Conspiracy theories always circulate, particularly surrounding elections. And one that has made the rounds this cycle involves a Donald Trump win and walk off.
Here’s how the theory goes: The Republican presidential candidate beats Democrat candidate Hillary Clinton in November. But instead of taking the presidency, Trump does something no one else elected to the nation’s highest office has done before: He drops out.
Sounds far-fetched, but when Trump was asked about the possibility in a line of questioning, Trump “flashed a mischievous smile,” according to the New York Times.
“I’ll let you know how I feel about it after it happens,” he said, before leaving Trump Tower for a campaign rally in New Hampshire.
And while the coy answer could be meant as a play for publicity, Trump not actually wanting the presidency has been mentioned before.
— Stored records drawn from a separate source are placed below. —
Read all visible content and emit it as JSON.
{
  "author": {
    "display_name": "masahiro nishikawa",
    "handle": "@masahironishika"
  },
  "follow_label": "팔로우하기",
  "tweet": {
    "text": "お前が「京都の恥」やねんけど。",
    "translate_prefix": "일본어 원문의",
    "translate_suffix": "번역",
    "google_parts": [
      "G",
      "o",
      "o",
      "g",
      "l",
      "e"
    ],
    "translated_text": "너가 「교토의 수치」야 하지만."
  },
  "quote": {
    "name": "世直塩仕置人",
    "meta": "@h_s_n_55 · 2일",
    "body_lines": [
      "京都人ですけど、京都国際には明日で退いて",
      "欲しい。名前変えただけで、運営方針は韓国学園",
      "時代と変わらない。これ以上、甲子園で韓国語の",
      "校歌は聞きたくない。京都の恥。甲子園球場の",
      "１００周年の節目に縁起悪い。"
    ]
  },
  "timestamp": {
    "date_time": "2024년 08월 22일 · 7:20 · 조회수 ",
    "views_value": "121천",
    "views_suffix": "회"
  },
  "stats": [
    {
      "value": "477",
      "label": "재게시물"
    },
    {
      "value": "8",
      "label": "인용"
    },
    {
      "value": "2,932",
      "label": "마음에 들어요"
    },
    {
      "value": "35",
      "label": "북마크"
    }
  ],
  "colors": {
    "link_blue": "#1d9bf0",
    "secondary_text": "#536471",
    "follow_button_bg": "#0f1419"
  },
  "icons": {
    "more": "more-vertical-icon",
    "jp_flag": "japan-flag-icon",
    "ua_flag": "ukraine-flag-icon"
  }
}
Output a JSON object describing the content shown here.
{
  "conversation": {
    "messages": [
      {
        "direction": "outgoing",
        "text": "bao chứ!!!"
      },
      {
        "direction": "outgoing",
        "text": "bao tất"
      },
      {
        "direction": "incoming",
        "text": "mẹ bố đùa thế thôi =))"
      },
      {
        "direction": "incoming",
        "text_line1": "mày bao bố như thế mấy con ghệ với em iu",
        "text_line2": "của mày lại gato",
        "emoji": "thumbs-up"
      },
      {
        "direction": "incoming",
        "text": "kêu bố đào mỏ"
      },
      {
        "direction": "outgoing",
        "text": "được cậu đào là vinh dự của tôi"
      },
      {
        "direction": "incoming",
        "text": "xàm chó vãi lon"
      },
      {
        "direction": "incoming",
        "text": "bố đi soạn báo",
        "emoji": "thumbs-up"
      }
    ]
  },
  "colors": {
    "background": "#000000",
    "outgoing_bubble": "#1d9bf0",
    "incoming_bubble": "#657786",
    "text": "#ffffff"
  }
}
An ex-strategist penned an open letter to Trump supporters during the primaries that said Trump never intended to actually win.
“I don’t think even Trump thought he would get this far. And I don’t even know that he wanted to, which is perhaps the scariest prospect of all,” Stephanie Cegielski wrote. “He certainly was never prepared or equipped to go all the way to the White House, but his ego has now taken over the driver’s seat, and nothing else matters. The Donald does not fail. The Donald does not have any weakness. The Donald is his own biggest enemy.”
And it’s unclear what would happen if Trump did pull the unprecedented walk off. It partially depends on the timing, Alexander Keyssar, a historian at Harvard who is working on a book about the Electoral College, told the New York Times.
The President of the Senate officially counts the Electoral College votes in January under the 12th Amendment. If Trump left before that moment, Keyssar said it’s unclear what would happen. But if Trump waited until after that count but before his inauguration, Keyssar said the 20th Amendment could mandate the vice president take over at that point. But it’s hard to say, because “nothing like this has ever happened,” Keyssar said.
Trump hasn’t picked a vice presidential candidate yet, and on Thursday morning his son, Eric Trump, suggested that his sister and Donald Trump’s daughter, Ivanka Trump, would be the best choice.